September 7, 2023

Doubling Down on Dubbing


Creators want to reach the widest audience for their work, which is why content localization–the process of translating, captioning, and/or dubbing content into a different language–is such a fast-growing industry. While Hollywood blockbusters dispose of large localization budgets, most content-–from reality TV shows and news programs, through to YouTubers–don’t often have the budgets or clean, multi-tracked audio, to be able to use professional dubbing services.

Automated speech recognition (ASR), artificial intelligence, and machine learning technologies have helped open up localization services to a broader range of content. However, transcription accuracy can fall short when additional background noise or music is in the video.

That’s where AudioShake comes in. Our new dialogue, music, and effects separation technology presents a solution by cleanly separating dialogue and background audio from a video or audio file, allowing ASR, captioning, and dubbing services to benefit from cleaner input audio. This results in much more accurate transcription rates.

“Since we started using AudioShake, our accuracy rates have improved by 25% or more in some cases. This has allowed us to transcribe audio and video content faster and more efficiently, saving valuable time and resources,” says Shanna Johnson, CEO of AudioShake customer cielo24, which works with companies like Dell, WWE, and McClatchy.

Building this model leveraged our existing expertise in sound and instrument separation to train our AI to understand the distinctions between vocals, instruments, and other sounds.
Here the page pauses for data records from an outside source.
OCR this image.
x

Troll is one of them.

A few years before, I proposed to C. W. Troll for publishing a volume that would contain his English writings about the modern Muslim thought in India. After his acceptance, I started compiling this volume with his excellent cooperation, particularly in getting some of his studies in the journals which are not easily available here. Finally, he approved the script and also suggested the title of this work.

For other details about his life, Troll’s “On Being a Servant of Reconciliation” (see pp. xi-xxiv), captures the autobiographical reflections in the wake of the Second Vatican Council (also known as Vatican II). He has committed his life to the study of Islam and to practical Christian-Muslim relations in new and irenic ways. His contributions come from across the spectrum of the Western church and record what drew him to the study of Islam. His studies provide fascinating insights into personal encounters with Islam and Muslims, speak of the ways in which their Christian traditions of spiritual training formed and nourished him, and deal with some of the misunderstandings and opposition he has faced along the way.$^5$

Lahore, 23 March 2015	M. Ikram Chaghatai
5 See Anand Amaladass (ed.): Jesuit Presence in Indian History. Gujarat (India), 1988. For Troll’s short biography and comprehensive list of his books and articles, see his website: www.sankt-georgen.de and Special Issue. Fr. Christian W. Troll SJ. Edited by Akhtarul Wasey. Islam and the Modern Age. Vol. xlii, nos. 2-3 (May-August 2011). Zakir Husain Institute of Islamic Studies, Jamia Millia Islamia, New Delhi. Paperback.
We’ve also integrated our technology with a number of partners to deploy dialogue, music, and effects separation across a wide range of use cases and services.

Clean dialogue for captioning: OOONA provides professional management and production tools for media localization. With AudioShake’s dialogue-separation technology, users will soon be able to automatically cleanly separate the dialogue within their files before running it through OOONA’s captioning technologies, in turn creating more accurate automatic captions.
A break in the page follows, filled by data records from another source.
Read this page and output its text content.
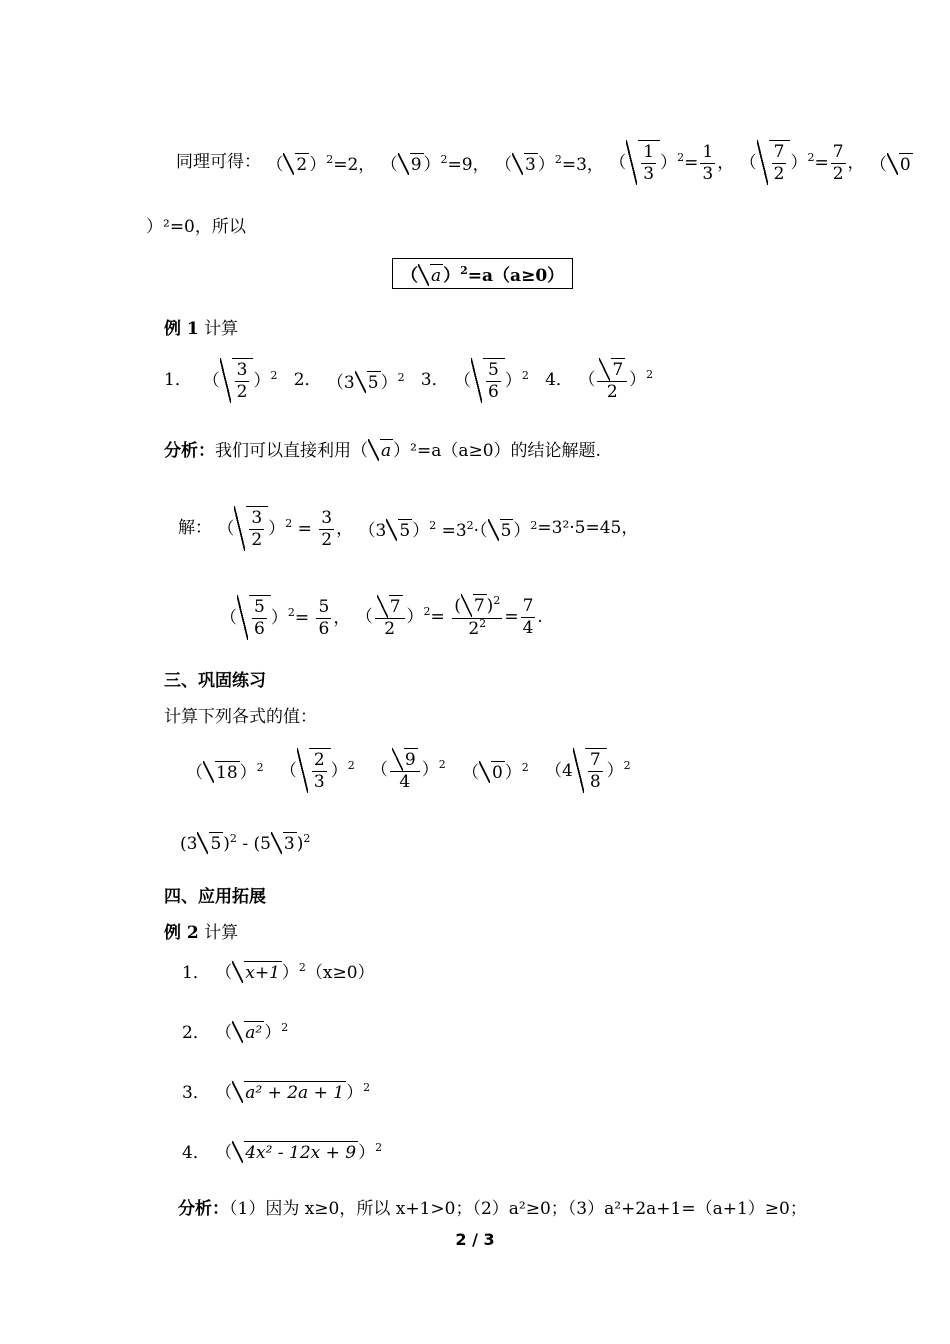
同理可得： （ 2 ）$^2$=2， （ 9 ）$^2$=9， （ 3 ）$^2$=3， （ $\frac{1}{3} )^2= \frac{1}{3}$ ， （ $\frac{7}{2} )^2= \frac{7}{2}$ ， （ 0
）²=0，所以
（ a ）$^2$=a（a≥0）
例 1 计算
1．  （ $\frac{3}{2} )^2$ 2． （3 5 ）$^2$ 3． （ $\frac{5}{6} )^2$ 4． （ $\frac{7}{2} )^2$
分析：我们可以直接利用（ a ）²=a（a≥0）的结论解题.
解： （ $\frac{3}{2} )^2 = \frac{3}{2}$ ， （3 5 ）$^2 =3^2\cdot$（ 5 ）$^2$=3²·5=45，
（ $\frac{5}{6} )^2= \frac{5}{6}$ ， （ $\frac{7}{2} )^2= \frac{( 7 )^2}{2^2} = \frac{7}{4}$ .
三、巩固练习
计算下列各式的值：
（ 18 ）$^2$ （ $\frac{2}{3} )^2$ （ $\frac{9}{4} )^2$ （ 0 ）$^2$ $(4 \frac{7}{8} )^2$
(3 5 )$^2$ - (5 3 )$^2$
四、应用拓展
例 2 计算
1． （ x+1 ）$^2$（x≥0）
2． （ a² ）$^2$
3． （ a² + 2a + 1 ）$^2$
4． （ 4x² - 12x + 9 ）$^2$
分析：（1）因为 x≥0，所以 x+1>0；（2）a²≥0；（3）a²+2a+1=（a+1）≥0；
2 / 3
Retain music and effects in localized videos: Yella Umbrella is adopting AudioShake’s AI to supercharge its virtual studio system for titlers, voice artists, engineers and language experts. When users turn to Yella Umbrella’s platform, they’ll be able to use AudioShake to isolate the music and effects track from a video. Both providing a dialogue reference during recording and retaining music and effects tracks are key to delivering a high-quality output when reviewing and mixing.
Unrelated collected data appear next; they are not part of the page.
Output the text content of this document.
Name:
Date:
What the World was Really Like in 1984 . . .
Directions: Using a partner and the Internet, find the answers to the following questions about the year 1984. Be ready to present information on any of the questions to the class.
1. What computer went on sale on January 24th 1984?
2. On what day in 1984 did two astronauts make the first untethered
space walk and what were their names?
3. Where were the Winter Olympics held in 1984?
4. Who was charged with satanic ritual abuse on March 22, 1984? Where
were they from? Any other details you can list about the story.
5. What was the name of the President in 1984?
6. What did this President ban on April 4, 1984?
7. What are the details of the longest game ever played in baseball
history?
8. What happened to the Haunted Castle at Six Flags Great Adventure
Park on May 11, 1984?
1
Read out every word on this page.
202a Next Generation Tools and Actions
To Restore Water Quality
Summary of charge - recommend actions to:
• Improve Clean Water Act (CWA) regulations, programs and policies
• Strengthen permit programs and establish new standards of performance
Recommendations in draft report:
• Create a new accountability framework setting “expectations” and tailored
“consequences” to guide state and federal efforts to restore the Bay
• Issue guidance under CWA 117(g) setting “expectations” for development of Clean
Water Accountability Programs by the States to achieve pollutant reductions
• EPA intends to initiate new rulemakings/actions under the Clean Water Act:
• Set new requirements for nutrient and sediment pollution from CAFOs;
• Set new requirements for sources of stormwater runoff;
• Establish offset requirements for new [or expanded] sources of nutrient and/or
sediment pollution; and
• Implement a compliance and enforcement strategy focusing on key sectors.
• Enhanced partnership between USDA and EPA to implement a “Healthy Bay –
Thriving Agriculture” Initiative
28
Human-AI hybrid dubbing: cielo24 uses a hybrid human-AI dubbing approach, using AudioShake’s dialogue separation to create accurate transcription, translation, and localization capabilities in multiple languages at scale. They use humans along the transcription-translation workflow to ensure that creators get human-accurate results and quality control.

Fully automated dubbing: Dubverse has combined their natural language processing, neural machine translation, and deep learning algorithms with AudioShake’s technology to create a fully automated dubbing and subtitling service, at price points friendly to content creators who are just getting going.

Archival material: On the archival side, film and TV studios have used AudioShake’s technology to tackle separating and dubbing older work that doesn’t have its audio separated into multiple tracks. For example, AudioShake recently partnered with the German studio Pandastorm Pictures in the localization of the BBC’s iconic TV show, Doctor Who, into German.